Three studies in the review revealed that parents who did not disclose the HIV infection to their child told him/her an inaccurate diagnosis; for example, that they had an inoperable disease, tuberculosis or heart problem, whenever the child asked questions regarding medications or hospital visits. However, as indicated earlier, despite the secrecy, children become aware of the nature of their illness, unfortunately, sometimes this occurs in a traumatic way. This concurs with Mellins et al.[30
] who report that two children knew about their HIV infected through a television HIV/AIDS programme, the children learnt that the daily medication they were taking is for people with HIV infection. Upon learning this, one of the children told her sibling: “I have AIDS or HIV but don’t tell mum and dad because they don’t know that I know” (p.92).

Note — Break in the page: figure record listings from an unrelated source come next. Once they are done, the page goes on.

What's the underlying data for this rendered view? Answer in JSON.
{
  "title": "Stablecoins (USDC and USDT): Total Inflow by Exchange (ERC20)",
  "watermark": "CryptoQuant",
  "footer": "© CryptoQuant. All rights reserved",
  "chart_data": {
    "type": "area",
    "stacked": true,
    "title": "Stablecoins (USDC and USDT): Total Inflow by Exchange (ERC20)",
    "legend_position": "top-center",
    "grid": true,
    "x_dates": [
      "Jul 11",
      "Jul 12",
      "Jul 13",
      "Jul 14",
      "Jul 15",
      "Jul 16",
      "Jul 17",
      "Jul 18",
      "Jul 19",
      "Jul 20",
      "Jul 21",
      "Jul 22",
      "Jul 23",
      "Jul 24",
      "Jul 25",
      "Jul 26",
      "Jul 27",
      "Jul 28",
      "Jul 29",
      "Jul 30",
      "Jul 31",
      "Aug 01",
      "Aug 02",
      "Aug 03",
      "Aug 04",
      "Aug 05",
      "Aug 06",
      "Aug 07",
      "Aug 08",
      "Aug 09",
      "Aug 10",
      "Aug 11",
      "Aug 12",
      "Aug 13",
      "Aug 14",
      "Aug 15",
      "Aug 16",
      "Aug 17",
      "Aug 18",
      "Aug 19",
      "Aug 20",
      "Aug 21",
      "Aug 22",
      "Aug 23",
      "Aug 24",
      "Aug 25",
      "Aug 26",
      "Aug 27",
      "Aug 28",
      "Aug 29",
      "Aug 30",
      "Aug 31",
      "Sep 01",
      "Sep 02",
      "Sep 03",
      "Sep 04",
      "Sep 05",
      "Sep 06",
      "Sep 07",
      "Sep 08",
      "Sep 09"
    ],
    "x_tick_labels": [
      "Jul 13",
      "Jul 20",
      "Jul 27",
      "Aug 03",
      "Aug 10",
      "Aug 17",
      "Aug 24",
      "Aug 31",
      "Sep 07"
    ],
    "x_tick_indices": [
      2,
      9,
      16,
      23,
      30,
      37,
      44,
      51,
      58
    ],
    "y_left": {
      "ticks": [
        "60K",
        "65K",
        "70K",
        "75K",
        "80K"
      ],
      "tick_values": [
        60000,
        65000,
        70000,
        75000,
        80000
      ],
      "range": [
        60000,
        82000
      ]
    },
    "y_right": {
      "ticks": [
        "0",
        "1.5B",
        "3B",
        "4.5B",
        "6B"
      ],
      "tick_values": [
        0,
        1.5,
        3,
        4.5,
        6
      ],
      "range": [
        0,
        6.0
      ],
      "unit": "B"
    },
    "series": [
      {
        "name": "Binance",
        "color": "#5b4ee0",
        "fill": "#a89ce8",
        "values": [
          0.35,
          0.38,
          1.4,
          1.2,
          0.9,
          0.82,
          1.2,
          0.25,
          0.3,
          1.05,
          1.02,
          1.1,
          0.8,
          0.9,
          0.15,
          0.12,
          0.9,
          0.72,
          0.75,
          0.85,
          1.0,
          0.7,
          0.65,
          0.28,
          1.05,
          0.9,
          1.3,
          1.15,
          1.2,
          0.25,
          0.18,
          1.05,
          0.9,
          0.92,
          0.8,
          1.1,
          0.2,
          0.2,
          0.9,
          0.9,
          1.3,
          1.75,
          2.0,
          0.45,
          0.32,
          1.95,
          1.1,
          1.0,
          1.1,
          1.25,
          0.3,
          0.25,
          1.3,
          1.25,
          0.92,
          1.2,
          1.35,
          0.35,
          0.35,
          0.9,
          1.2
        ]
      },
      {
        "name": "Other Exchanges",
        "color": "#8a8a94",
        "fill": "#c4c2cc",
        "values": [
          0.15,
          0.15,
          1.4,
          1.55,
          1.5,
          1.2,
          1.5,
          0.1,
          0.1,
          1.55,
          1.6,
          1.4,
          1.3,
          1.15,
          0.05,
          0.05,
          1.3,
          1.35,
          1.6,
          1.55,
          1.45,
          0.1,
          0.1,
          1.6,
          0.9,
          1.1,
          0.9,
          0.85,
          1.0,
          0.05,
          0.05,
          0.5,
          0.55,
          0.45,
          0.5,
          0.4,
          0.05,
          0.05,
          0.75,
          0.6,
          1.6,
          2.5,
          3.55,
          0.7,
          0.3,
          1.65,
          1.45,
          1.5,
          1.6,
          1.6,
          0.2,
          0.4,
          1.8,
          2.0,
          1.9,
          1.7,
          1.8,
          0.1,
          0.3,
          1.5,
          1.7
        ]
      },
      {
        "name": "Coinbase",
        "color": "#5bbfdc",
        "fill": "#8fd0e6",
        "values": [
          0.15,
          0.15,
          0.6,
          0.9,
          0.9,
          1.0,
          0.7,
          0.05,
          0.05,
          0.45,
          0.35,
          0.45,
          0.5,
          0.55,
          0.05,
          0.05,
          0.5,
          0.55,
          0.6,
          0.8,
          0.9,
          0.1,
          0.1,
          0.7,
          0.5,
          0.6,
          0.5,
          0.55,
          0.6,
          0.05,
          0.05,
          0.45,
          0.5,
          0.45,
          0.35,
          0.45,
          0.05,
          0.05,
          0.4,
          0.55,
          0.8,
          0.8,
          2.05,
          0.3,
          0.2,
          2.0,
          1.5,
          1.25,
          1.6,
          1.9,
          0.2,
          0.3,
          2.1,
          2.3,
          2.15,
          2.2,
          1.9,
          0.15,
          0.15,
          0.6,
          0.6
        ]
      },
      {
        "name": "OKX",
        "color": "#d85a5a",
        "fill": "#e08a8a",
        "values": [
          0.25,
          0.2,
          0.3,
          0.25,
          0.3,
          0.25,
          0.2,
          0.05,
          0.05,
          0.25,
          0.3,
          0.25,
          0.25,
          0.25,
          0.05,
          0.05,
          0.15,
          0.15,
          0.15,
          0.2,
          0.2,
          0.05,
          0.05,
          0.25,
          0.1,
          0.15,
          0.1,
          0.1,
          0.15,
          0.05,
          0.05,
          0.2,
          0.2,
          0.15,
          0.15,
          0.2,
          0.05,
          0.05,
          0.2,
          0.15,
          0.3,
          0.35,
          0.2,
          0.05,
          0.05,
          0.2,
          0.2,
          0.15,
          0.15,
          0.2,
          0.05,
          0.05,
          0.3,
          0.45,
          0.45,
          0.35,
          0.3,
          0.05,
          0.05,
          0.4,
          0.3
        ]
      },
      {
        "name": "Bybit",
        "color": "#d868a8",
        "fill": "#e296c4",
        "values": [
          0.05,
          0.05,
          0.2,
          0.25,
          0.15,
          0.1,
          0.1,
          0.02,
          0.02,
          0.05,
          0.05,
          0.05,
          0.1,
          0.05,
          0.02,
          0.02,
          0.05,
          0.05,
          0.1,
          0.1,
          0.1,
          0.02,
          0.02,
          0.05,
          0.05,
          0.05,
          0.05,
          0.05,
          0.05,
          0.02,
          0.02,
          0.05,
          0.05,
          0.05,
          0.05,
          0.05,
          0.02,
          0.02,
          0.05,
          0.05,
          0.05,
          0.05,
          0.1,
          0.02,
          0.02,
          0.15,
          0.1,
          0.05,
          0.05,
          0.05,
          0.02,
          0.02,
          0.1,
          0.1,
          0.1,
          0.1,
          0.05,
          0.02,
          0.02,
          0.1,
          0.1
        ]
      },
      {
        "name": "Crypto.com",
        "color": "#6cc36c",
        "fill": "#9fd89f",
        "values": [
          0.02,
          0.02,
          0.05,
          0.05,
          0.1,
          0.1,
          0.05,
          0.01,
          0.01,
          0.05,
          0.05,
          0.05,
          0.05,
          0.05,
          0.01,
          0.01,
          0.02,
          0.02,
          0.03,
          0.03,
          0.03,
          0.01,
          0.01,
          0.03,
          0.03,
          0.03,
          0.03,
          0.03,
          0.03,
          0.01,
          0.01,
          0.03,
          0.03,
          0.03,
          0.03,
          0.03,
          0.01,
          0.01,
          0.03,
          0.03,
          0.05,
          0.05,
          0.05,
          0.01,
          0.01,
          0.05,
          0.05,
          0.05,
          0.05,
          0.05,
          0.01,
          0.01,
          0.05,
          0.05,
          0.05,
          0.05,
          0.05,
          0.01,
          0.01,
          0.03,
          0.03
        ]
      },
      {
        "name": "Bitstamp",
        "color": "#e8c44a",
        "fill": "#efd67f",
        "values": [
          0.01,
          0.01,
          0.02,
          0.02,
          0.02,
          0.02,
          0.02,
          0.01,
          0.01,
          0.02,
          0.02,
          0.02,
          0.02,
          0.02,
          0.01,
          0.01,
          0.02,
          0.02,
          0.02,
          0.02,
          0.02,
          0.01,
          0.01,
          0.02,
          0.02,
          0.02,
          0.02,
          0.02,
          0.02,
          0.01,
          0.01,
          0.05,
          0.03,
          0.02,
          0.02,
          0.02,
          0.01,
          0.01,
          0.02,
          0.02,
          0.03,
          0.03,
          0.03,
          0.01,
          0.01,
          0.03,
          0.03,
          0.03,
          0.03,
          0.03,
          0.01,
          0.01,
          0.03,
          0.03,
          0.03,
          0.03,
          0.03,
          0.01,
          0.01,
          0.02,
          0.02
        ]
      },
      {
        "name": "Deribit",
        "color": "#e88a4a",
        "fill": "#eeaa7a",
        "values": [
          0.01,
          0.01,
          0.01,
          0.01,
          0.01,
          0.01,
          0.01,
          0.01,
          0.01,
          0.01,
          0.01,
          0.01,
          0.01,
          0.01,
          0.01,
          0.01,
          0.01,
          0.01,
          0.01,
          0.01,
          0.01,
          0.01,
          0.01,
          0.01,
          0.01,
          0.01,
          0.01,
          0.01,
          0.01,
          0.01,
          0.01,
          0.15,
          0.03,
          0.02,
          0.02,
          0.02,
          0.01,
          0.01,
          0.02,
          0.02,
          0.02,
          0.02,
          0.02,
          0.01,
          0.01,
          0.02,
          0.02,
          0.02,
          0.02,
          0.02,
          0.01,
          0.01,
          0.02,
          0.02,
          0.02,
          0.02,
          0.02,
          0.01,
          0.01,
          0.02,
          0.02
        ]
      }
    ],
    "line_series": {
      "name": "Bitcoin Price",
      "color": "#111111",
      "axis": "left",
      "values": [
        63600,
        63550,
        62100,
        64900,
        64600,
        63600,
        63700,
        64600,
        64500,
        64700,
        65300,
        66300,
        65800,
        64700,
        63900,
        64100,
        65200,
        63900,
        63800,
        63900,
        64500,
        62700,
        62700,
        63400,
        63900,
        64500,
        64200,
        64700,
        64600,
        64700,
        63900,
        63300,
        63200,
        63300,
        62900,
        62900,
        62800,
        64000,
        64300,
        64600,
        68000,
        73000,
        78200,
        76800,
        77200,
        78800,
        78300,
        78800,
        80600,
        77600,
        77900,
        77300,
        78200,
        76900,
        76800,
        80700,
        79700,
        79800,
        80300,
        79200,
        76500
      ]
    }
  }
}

This suggests that children who are not told of their HIV infection are aware of it, and sense that they cannot discuss it with their parents openly.
Five studies in the review investigated who should disclose to the child his/her HIV diagnosis, and parents gave different responses. For example, Biadgilign et al. [21
] indicated that parents preferred the doctor, family member or social worker to disclose to their child because of the experience these people have. Some parents may prefer someone to disclose to their child because they feel guilty for infecting him/her, others may fear that their HIV diagnosis will be known by the child and other people, since the child’s HIV infection indicates that they too are infected. Waugh [23
] indicated that some parents felt they were the right people to disclose to the child. These findings indicate that there are some parents who prefer disclosing the HIV diagnosis to their child at a certain age, while others prefer telling him/her an inaccurate diagnosis. Both groups have their reasons for doing so. However, those who prefer disclosing the HIV infection to their child also have varying recommendations regarding who should disclose to the child.
This review has strengthened knowledge regarding disclosure of HIV diagnosis to perinatally infected children. It has also shown that parents’ concerns regarding disclosure of HIV diagnosis to their children, in African countries where the studies were conducted, are shared by parents in other parts of the world.